Investing in today’s markets without a crystal ball
It’s no secret: Today’s investing landscape is challenging. Amid a backdrop of historically expensive valuations for U.S. stocks, shifting geopolitical risks, changing monetary policy regimes and late-cycle risks, it’s arguably harder than ever before to chart a path to financial success. While we can’t offer up a crystal ball for assistance, we do believe there are some specific ways to potentially help investors navigate today’s murky waters.
We recently tackled the issue head-on in our latest podcast, Investing Without a Crystal Ball. Below is a recap of the highlights and key messages from this recording.
What concerns are paramount in the financial industry today? An insider’s perspective.
From a financial industry perspective, we see three main concerns today. The first is the lack of savings among many working individuals, due in large part to low savings rates and a lack of market holdings for many, plus the Great Financial Crisis (GFC) and the ensuing less-than-ideal working environments that have followed. Second is the continuing widespread skepticism by the public of the financial industry as a whole. This lack of trust is also due in large part to the fallout from the GFC. As an industry, we didn’t cover ourselves with glory 10 years ago, as fraud, scandal and poor forecasting ran amok.
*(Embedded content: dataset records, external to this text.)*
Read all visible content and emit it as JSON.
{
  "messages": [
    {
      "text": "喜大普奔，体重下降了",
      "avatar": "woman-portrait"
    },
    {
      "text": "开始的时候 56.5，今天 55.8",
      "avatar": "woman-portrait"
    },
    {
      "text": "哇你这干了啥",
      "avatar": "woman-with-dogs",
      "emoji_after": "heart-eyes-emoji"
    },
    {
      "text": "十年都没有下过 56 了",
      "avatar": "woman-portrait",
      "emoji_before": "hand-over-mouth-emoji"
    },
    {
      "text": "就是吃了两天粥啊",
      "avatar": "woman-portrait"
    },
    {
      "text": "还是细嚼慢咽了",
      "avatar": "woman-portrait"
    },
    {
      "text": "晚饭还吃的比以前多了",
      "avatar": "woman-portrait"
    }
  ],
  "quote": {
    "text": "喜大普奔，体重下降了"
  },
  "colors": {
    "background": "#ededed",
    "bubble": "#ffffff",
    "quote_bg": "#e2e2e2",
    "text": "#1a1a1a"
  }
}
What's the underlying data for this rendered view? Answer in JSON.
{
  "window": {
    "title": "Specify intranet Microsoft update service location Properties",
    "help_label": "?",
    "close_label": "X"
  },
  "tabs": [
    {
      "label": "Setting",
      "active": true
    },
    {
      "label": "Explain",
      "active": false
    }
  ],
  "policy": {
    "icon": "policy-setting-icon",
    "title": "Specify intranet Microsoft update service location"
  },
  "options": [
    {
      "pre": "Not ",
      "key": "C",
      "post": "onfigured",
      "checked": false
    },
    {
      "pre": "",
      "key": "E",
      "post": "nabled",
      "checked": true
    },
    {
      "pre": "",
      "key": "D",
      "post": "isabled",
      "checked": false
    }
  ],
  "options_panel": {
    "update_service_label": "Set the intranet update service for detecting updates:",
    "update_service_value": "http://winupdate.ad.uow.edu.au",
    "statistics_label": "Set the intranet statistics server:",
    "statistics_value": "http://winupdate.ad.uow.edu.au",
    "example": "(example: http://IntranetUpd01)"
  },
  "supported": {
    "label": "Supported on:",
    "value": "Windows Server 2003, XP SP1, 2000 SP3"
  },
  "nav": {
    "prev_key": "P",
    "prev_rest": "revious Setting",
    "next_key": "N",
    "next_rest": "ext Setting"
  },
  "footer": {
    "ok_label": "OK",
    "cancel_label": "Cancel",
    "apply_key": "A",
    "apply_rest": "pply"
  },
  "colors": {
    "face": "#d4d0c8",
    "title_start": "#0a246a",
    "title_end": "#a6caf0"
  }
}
The third concern is on the fees front. With the rapid rise in popularity of indexing—be it ETFs or index funds—there’s been tremendous downward pressure on fees. This is a great thing for clients overall, but for the asset management industry, grappling with this shift has been a challenge. We believe it’s imperative to find a better way to operate in this new-world environment, while simultaneously restoring public trust, in order to best help clients reach their desired outcomes (with savings for retirement a stated objective of many).
Enter a new approach: Client-centric thinking
The financial industry, rightly or wrongly, has always innovated in the past. But today, we’re starting to see change percolating throughout. You can (for once!) credit the GFC. Why? The events of 10 years ago caused many within the industry to broaden their focus beyond excess returns—and to shift their concern to investor-desired outcomes instead. In other words, the focus shifted from simply beating a benchmark to actually listening to a client’s objectives. I want to be able to save enough money for retirement or I want to have an impact on the health of my community became guiding lights, as advisors focused more on the client behind the portfolio, rather than seeing the portfolio as digits on a spreadsheet.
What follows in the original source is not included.